Americans and the biographers of America’s founding fathers have always wanted it both ways: to read and write about the nation’s great men as though they lived above personal desire, and yet were people just like everyone else. And yet, sexual scandal always dogged the framers of the Constitution, even before the struggle for independence.
During the Revolutionary War, the British tried to tear away at George Washington’s reputation by showing pictures of him as a cross dresser. Thomas Jefferson’s opponents sought to destroy the story of his faithfulness to a wife who died young by broadcasting lurid details about a liaison with his family slave, Sally Hemings.
In “Sex and the Founding Fathers” (Temple University Press, 232 pages, $28.50), Thomas A. Foster also reports (don’t miss reading his footnotes) that Washington himself is said — via oral tradition — to have fathered children with his slaves. Alexander Hamilton published a confession of his adulterous affair in hopes that he could forestall the campaign against him by his political opponents. Benjamin Franklin’s flirtations with French court ladies outraged the puritanical John Adams, and Gouverneur Morris, who wrote part of the Constitution, went Franklin one better by keeping a scorecard in his diaries of the women he bedded.
Only Adams escapes rumors of sexual scandal — even the hint of it — although Foster debunks much of the sentimental twaddle that has been written about the Adams marriage, which contemporary historians have been guilty of perpetuating. There were fissures aplenty in the affections of this couple over the many years Adams saw fit to stay away from his Abigail. Indeed, what is striking about Foster’s astringent narrative is his exposure of both scholarly and popular biographers who tend to invent amity in the love lives of the founders, when in fact the evidence of such uxoriousness is scanty, if not missing altogether. Very little of the George and Martha Washington correspondence survives, and yet biographers confidently pronounce the marriage to have been happy.
Foster has a wonderful eye for exposing how much fiction there is in biographies of founding fathers — and he names names.
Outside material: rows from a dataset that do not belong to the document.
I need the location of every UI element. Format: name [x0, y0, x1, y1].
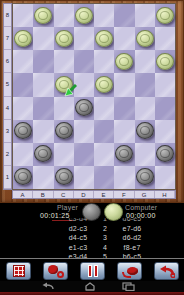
- rank-label-8: 8: [4, 4, 11, 27]
- player-checker-h2[interactable]: [156, 145, 174, 162]
- square-f8[interactable]: [114, 4, 134, 27]
- square-d1[interactable]: [74, 166, 94, 189]
- rank-label-5: 5: [4, 73, 11, 96]
- square-f5[interactable]: [114, 73, 134, 96]
- home-icon[interactable]: [83, 282, 97, 291]
- square-e7[interactable]: [94, 27, 114, 50]
- move-number: 3: [98, 233, 112, 243]
- square-b1[interactable]: [33, 166, 53, 189]
- square-g5[interactable]: [135, 73, 155, 96]
- file-label-b: B: [33, 191, 53, 198]
- white-move: c3-d4: [58, 214, 98, 224]
- move-number: 1: [98, 214, 112, 224]
- square-g4[interactable]: [135, 97, 155, 120]
- black-move: d6-e5: [112, 214, 152, 224]
- square-h4[interactable]: [155, 97, 175, 120]
- rank-label-1: 1: [4, 166, 11, 189]
- computer-checker-f6[interactable]: [115, 53, 133, 70]
- square-a6[interactable]: [13, 50, 33, 73]
- computer-checker-e7[interactable]: [95, 30, 113, 47]
- new-game-board-button[interactable]: [6, 262, 31, 280]
- file-labels: ABCDEFGH: [12, 190, 176, 199]
- black-move: f8-e7: [112, 243, 152, 253]
- square-a1[interactable]: [13, 166, 33, 189]
- player-checker-c1[interactable]: [55, 168, 73, 185]
- rank-labels: 87654321: [3, 3, 12, 190]
- board-grid-icon: [13, 265, 25, 277]
- file-label-f: F: [114, 191, 134, 198]
- square-f7[interactable]: [114, 27, 134, 50]
- white-move: d4-c5: [58, 233, 98, 243]
- square-h6[interactable]: [155, 50, 175, 73]
- computer-checker-a7[interactable]: [14, 30, 32, 47]
- square-f2[interactable]: [114, 143, 134, 166]
- move-number: 2: [98, 224, 112, 234]
- computer-checker-h8[interactable]: [156, 7, 174, 24]
- toolbar: [0, 258, 184, 281]
- square-a2[interactable]: [13, 143, 33, 166]
- pause-icon: [88, 265, 98, 277]
- square-c3[interactable]: [54, 120, 74, 143]
- undo-arrow-icon: [159, 265, 175, 278]
- player-label: Player: [57, 204, 78, 211]
- computer-checker-h6[interactable]: [156, 53, 174, 70]
- player-checker-a3[interactable]: [14, 122, 32, 139]
- square-c8[interactable]: [54, 4, 74, 27]
- square-g6[interactable]: [135, 50, 155, 73]
- square-h7[interactable]: [155, 27, 175, 50]
- black-move: d6-d2: [112, 233, 152, 243]
- square-g7[interactable]: [135, 27, 155, 50]
- square-c5[interactable]: [54, 73, 74, 96]
- square-e4[interactable]: [94, 97, 114, 120]
- rank-label-2: 2: [4, 143, 11, 166]
- rank-label-7: 7: [4, 27, 11, 50]
- square-f1[interactable]: [114, 166, 134, 189]
- square-a7[interactable]: [13, 27, 33, 50]
- square-d2[interactable]: [74, 143, 94, 166]
- square-d3[interactable]: [74, 120, 94, 143]
- computer-checker-g7[interactable]: [136, 30, 154, 47]
- square-b4[interactable]: [33, 97, 53, 120]
- player-checker-g3[interactable]: [136, 122, 154, 139]
- checkers-app-screen: 87654321 ABCDEFGH Player Computer 00:01:…: [0, 0, 184, 295]
- back-icon[interactable]: [41, 282, 55, 291]
- player-checker-d4[interactable]: [75, 99, 93, 116]
- square-d6[interactable]: [74, 50, 94, 73]
- game-info-panel: Player Computer 00:01:25 00:00:00 c3-d41…: [0, 203, 184, 258]
- file-label-e: E: [94, 191, 114, 198]
- square-b2[interactable]: [33, 143, 53, 166]
- file-label-a: A: [13, 191, 33, 198]
- white-move: e1-c3: [58, 243, 98, 253]
- computer-label: Computer: [125, 204, 157, 211]
- square-a8[interactable]: [13, 4, 33, 27]
- square-b8[interactable]: [33, 4, 53, 27]
- square-a4[interactable]: [13, 97, 33, 120]
- player-checker-c3[interactable]: [55, 122, 73, 139]
- checkers-board[interactable]: [12, 3, 176, 190]
- square-h1[interactable]: [155, 166, 175, 189]
- square-c1[interactable]: [54, 166, 74, 189]
- player-checker-g1[interactable]: [136, 168, 154, 185]
- square-e6[interactable]: [94, 50, 114, 73]
- square-e5[interactable]: [94, 73, 114, 96]
- move-number: 4: [98, 243, 112, 253]
- file-label-d: D: [74, 191, 94, 198]
- rank-label-6: 6: [4, 50, 11, 73]
- computer-checker-c7[interactable]: [55, 30, 73, 47]
- square-d7[interactable]: [74, 27, 94, 50]
- file-label-c: C: [54, 191, 74, 198]
- square-f3[interactable]: [114, 120, 134, 143]
- file-label-g: G: [135, 191, 155, 198]
- move-row-3[interactable]: d4-c53d6-d2: [58, 233, 154, 243]
- square-h5[interactable]: [155, 73, 175, 96]
- rank-label-3: 3: [4, 120, 11, 143]
- android-nav-bar: [0, 281, 184, 292]
- player-checker-b2[interactable]: [34, 145, 52, 162]
- square-c2[interactable]: [54, 143, 74, 166]
- computer-checker-e5[interactable]: [95, 76, 113, 93]
- square-b7[interactable]: [33, 27, 53, 50]
- square-h3[interactable]: [155, 120, 175, 143]
- square-f4[interactable]: [114, 97, 134, 120]
- green-arrow-cursor-icon: [64, 84, 77, 97]
- square-c6[interactable]: [54, 50, 74, 73]
- black-move: e7-d6: [112, 224, 152, 234]
- square-e8[interactable]: [94, 4, 114, 27]
- undo-button[interactable]: [154, 262, 179, 280]
- move-row-4[interactable]: e1-c34f8-e7: [58, 243, 154, 253]
- computer-checker-d8[interactable]: [75, 7, 93, 24]
- square-c4[interactable]: [54, 97, 74, 120]
- square-f6[interactable]: [114, 50, 134, 73]
- move-row-2[interactable]: d2-c32e7-d6: [58, 224, 154, 234]
- move-list[interactable]: c3-d41d6-e5d2-c32e7-d6d4-c53d6-d2e1-c34f…: [58, 214, 154, 262]
- square-e2[interactable]: [94, 143, 114, 166]
- square-a3[interactable]: [13, 120, 33, 143]
- recents-icon[interactable]: [121, 282, 135, 291]
- square-b5[interactable]: [33, 73, 53, 96]
- square-g8[interactable]: [135, 4, 155, 27]
- square-g1[interactable]: [135, 166, 155, 189]
- square-h8[interactable]: [155, 4, 175, 27]
- rank-label-4: 4: [4, 97, 11, 120]
- moving-piece-icon: [122, 265, 138, 278]
- square-a5[interactable]: [13, 73, 33, 96]
- computer-checker-b8[interactable]: [34, 7, 52, 24]
- square-h2[interactable]: [155, 143, 175, 166]
- square-d8[interactable]: [74, 4, 94, 27]
- square-b3[interactable]: [33, 120, 53, 143]
- pieces-disc-icon: [48, 265, 64, 278]
- square-c7[interactable]: [54, 27, 74, 50]
- square-e3[interactable]: [94, 120, 114, 143]
- square-d5[interactable]: [74, 73, 94, 96]
- square-b6[interactable]: [33, 50, 53, 73]
- square-g3[interactable]: [135, 120, 155, 143]
- move-hint-button[interactable]: [117, 262, 142, 280]
- file-label-h: H: [155, 191, 175, 198]
- player-checker-a1[interactable]: [14, 168, 32, 185]
- square-e1[interactable]: [94, 166, 114, 189]
- board-frame: 87654321 ABCDEFGH: [0, 0, 184, 203]
- pieces-button[interactable]: [43, 262, 68, 280]
- square-d4[interactable]: [74, 97, 94, 120]
- player-checker-f2[interactable]: [115, 145, 133, 162]
- move-row-1[interactable]: c3-d41d6-e5: [58, 214, 154, 224]
- white-move: d2-c3: [58, 224, 98, 234]
- square-g2[interactable]: [135, 143, 155, 166]
- pause-button[interactable]: [80, 262, 105, 280]
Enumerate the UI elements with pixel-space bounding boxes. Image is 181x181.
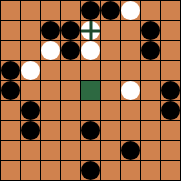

You will never again read such heralded biographers as Joseph Ellis, Thomas Fleming and others without carefully looking for “stretchers,” as Huck Finn used to call them.
Here is a scrupulous scholarly book that edifies and entertains — and has as much to say about the genre of biography as it does about the sex lives of the founding fathers.
Carl Rollyson is the author of “American Biography,” “Amy Lowell Anew: A Biography” and “American Isis: The Life and Art of Sylvia Plath.”